MCHC is relevant as a refinement of the anaemia pattern, particularly for distinguishing iron deficiency from thalassaemia trait and from specific morphological abnormalities such as spherocytosis. In the most common anaemia — iron deficiency — MCH and MCV are more sensitive markers than MCHC, but a low MCHC confirms the pattern and strengthens the diagnosis when the other indices align. Elevated MCHC is the most clinically specific finding: when it is high alongside a fitting clinical picture — familial anaemia, mild jaundice, positive direct antiglobulin test (Coombs) — hereditary spherocytosis is the consideration. The distinction from autoimmune haemolytic anaemia is made clinically and through further blood work. A persistently high MCHC without laboratory artefact always warrants a repeat measurement and discussion with a clinician. For routine preventive monitoring, MCHC is more often a confirming marker than an initiating one: it strengthens or weakens patterns already flagged by MCV, MCH, and RDW. In the context of a full blood count with fitting symptoms, an abnormal MCHC always adds value to the interpretation.

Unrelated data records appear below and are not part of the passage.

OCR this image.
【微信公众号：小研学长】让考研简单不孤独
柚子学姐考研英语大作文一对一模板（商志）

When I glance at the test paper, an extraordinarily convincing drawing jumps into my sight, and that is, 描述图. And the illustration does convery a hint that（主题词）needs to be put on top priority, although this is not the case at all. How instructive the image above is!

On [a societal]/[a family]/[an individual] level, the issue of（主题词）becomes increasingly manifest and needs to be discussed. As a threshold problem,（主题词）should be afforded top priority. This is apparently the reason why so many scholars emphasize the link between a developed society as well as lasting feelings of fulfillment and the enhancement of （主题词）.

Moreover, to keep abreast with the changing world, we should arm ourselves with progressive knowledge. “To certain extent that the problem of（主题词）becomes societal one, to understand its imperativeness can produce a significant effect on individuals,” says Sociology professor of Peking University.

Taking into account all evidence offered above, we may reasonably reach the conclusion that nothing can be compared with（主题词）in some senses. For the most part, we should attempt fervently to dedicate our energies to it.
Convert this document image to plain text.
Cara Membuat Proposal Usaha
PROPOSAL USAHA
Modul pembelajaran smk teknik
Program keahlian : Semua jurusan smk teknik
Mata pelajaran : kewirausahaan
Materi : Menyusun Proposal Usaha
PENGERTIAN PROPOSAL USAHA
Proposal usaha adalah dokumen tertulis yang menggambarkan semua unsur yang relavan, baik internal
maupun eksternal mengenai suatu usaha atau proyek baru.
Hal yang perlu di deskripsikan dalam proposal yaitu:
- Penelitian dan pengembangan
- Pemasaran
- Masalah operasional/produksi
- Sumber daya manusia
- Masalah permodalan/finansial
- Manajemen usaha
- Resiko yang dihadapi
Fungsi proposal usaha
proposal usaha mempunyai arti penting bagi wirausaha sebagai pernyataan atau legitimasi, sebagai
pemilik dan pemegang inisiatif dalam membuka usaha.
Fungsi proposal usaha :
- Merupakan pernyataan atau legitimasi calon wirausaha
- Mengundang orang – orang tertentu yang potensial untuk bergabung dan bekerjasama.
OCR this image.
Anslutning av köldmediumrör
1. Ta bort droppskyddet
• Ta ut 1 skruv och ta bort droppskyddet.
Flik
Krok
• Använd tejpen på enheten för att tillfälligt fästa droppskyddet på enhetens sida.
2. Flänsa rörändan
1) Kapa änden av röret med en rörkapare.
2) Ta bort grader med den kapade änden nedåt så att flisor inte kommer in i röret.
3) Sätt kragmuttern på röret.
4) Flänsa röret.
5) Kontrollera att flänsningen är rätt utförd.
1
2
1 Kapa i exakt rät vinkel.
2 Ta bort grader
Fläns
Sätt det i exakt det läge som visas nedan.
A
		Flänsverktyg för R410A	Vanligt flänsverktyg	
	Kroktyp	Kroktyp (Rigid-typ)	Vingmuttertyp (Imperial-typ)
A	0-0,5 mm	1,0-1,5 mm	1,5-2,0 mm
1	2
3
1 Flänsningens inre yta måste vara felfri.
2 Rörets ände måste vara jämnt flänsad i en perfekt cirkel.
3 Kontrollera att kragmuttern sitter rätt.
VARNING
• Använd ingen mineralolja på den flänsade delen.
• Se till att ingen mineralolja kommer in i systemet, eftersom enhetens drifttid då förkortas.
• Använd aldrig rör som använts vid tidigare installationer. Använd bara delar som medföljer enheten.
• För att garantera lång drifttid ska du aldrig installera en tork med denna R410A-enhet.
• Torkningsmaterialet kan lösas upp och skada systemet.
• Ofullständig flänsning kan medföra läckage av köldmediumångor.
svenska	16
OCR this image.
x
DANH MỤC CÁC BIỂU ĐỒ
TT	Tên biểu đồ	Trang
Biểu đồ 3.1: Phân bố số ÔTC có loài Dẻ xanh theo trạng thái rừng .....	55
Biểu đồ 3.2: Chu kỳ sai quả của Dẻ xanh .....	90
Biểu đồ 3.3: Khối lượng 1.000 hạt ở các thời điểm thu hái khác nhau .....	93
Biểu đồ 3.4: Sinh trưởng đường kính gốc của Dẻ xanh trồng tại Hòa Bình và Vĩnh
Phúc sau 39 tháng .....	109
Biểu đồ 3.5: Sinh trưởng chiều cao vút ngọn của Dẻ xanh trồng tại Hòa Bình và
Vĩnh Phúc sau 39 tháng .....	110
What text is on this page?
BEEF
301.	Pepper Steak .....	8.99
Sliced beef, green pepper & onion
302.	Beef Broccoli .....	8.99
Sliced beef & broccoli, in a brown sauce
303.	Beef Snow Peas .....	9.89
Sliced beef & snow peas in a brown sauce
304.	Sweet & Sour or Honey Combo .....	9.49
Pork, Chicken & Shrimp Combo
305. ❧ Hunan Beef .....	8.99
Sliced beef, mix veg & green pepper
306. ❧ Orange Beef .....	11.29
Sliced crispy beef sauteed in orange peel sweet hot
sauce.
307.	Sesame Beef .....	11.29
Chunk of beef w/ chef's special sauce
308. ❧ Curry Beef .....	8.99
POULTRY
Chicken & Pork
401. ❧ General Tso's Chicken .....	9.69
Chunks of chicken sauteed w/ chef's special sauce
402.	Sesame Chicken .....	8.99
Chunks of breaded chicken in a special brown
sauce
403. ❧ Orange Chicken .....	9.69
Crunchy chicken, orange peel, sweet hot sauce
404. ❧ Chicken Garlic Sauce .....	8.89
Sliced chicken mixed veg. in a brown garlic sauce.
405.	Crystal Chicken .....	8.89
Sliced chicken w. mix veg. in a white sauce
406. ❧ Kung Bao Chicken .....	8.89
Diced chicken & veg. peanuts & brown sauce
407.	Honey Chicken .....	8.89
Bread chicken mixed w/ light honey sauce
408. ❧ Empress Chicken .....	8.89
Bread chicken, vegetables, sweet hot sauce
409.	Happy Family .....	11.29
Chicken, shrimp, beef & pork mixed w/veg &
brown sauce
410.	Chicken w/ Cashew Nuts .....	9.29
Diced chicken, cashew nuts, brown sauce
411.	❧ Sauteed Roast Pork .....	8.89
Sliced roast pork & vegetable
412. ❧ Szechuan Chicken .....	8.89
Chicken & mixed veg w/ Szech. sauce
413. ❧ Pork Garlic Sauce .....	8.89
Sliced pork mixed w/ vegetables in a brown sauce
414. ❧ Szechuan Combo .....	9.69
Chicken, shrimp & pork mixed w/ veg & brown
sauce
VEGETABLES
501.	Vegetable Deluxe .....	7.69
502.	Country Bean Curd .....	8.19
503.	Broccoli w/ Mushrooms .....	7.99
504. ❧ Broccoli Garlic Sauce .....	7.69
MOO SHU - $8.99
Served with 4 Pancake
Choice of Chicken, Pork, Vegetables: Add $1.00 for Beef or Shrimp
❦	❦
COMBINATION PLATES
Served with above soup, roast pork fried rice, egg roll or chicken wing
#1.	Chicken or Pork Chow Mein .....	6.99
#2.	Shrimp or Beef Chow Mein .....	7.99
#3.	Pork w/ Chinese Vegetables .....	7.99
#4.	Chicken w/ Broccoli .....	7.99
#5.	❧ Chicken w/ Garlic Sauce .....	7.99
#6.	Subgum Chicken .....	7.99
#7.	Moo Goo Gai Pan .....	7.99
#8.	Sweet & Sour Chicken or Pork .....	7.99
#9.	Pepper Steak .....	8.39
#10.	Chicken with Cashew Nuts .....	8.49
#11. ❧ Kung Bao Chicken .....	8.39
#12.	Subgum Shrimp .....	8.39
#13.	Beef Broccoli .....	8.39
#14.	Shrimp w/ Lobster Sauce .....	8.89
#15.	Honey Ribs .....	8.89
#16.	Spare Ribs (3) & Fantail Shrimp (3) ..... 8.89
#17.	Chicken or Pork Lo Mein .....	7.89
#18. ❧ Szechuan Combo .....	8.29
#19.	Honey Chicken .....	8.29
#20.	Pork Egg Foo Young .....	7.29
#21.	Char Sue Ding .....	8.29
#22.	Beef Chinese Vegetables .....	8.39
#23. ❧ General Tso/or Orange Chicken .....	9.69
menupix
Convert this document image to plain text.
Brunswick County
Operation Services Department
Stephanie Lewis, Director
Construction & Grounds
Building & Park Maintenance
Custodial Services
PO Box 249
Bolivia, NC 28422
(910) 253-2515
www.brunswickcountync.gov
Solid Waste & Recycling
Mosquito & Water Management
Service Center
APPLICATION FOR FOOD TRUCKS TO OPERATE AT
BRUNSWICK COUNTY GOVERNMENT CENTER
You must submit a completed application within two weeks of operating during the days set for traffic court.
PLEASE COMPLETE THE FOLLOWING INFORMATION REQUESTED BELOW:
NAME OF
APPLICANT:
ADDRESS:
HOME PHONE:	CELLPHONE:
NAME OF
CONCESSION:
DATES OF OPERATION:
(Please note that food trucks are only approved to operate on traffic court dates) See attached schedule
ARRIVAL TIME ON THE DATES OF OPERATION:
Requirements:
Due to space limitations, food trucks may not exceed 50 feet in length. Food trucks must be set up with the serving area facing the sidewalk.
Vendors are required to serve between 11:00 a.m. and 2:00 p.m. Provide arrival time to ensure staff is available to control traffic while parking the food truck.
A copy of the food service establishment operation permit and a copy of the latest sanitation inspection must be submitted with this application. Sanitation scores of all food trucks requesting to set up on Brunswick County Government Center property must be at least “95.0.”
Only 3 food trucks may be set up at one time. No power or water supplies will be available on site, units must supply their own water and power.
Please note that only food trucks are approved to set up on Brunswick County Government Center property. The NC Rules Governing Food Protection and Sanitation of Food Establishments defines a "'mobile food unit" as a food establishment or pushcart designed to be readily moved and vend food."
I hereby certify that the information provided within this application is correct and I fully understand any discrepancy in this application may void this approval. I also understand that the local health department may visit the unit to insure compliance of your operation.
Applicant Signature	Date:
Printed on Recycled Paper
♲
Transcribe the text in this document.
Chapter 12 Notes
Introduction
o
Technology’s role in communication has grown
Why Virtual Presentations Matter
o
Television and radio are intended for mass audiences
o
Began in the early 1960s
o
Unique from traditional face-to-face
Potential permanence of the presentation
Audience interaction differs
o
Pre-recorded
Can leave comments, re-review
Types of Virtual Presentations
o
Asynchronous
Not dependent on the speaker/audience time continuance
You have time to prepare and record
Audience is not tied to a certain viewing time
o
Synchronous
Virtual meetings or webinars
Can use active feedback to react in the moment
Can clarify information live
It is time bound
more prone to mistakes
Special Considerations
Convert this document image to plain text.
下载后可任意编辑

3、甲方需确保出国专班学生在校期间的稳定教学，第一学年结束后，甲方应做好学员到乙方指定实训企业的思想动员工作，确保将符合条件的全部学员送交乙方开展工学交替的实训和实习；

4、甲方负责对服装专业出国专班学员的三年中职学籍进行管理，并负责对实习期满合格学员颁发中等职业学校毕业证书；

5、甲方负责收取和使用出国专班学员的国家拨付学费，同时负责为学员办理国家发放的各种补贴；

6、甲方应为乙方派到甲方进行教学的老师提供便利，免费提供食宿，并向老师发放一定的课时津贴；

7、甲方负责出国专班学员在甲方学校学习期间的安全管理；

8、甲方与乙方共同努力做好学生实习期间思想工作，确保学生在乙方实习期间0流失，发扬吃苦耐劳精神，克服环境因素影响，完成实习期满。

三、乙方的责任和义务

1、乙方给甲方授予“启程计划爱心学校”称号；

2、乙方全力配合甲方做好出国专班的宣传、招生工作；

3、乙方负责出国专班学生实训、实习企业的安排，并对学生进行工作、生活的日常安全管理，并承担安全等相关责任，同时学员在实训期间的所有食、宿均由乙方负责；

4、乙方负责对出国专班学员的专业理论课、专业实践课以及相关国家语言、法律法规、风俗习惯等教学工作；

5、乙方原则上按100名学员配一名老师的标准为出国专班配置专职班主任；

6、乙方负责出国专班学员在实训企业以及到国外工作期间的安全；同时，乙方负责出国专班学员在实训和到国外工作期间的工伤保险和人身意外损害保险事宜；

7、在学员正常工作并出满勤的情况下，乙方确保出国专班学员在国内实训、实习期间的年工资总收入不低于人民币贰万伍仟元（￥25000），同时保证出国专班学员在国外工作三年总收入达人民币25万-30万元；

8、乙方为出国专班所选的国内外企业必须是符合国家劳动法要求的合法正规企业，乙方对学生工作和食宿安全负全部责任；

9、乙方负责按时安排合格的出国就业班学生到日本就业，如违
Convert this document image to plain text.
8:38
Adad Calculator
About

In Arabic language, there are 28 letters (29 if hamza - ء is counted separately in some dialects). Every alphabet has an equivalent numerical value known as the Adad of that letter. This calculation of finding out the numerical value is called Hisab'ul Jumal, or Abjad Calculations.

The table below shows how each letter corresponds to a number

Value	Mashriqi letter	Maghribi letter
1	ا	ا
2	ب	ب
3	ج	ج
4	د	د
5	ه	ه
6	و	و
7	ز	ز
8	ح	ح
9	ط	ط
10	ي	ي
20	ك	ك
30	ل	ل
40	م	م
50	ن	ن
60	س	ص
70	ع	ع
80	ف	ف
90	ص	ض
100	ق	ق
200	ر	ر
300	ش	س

MCHC high or low — what it means

MCHC is almost always read in the pattern of MCV, MCH, RDW, and haemoglobin, and when anaemia is suspected supplemented with ferritin, transferrin saturation, reticulocytes, and — for macrocytic patterns — B12, folate, and thyroid function. An isolated mildly low MCHC with an otherwise normal blood count and no symptoms calls for a repeat measurement, not immediate action. With an unexpectedly high MCHC (> 36 g/dL or > 360 g/L), the laboratory's first step is to exclude interferences: cold agglutinins cluster red cells at room temperature and can mislead the counter; lipaemia interferes with the photometric haemoglobin measurement; acute hyperglycaemia can affect cell swelling and thereby the haematocrit. If the high MCHC persists on a second sample — incubated at 37°C — a morphological review of the peripheral blood smear is the next step. For most healthy people in preventive blood testing, MCHC is a background marker that rarely warrants action on its own — its meaning lies in the overall red cell pattern and clinical context.

Educational information only — not medical advice. Consult a healthcare professional for clinical decisions.